Litigation Letter
No duty to warn another firm
Marsh v Sofaer and another ChD TLR 10 December
The claimant instructed the defendant firm of solicitors to advise her in respect of claiming maintenance under the Inheritance
(Provision for Family and Dependants) Act 1975. Before the action came for trial, the claimant was prosecuted for six charges
of carrying on the business of the company for a fraudulent purpose. In those proceedings she was represented by another firm
of solicitors and convicted, being sentenced to nine months’ imprisonment. In a claim against the defendants for damages for
personal injury occasioned in consequence of her convictions, the claimant asserted that the defendants were aware of, or
ought to have been aware of, her lack of mental capacity and that they had a duty to communicate that concern to the solicitors
representing her in the criminal proceedings. Had they done so, it is unlikely that she would have received a custodial sentence.

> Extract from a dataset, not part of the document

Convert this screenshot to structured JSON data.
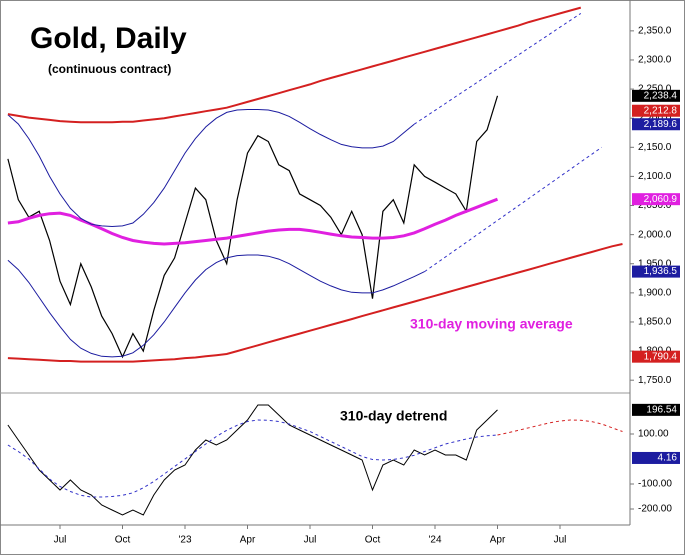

In rejecting the claim, the Court held that not only was there no duty on the defendants to communicate their view as to the
defendant’s mental capacity to her new solicitors, it was self-evident that without the consent of the client it was not open
to the solicitor under one retainer to communicate without the knowledge and approval of his client, either what he had been
told by his client or his opinion, to the other solicitor involved under another retainer for a different purpose. It could
not be right that a solicitor on receiving instructions from his client was entitled to tell anybody who cared to listen either
his opinion of the client’s voracity or the merits of the client’s case.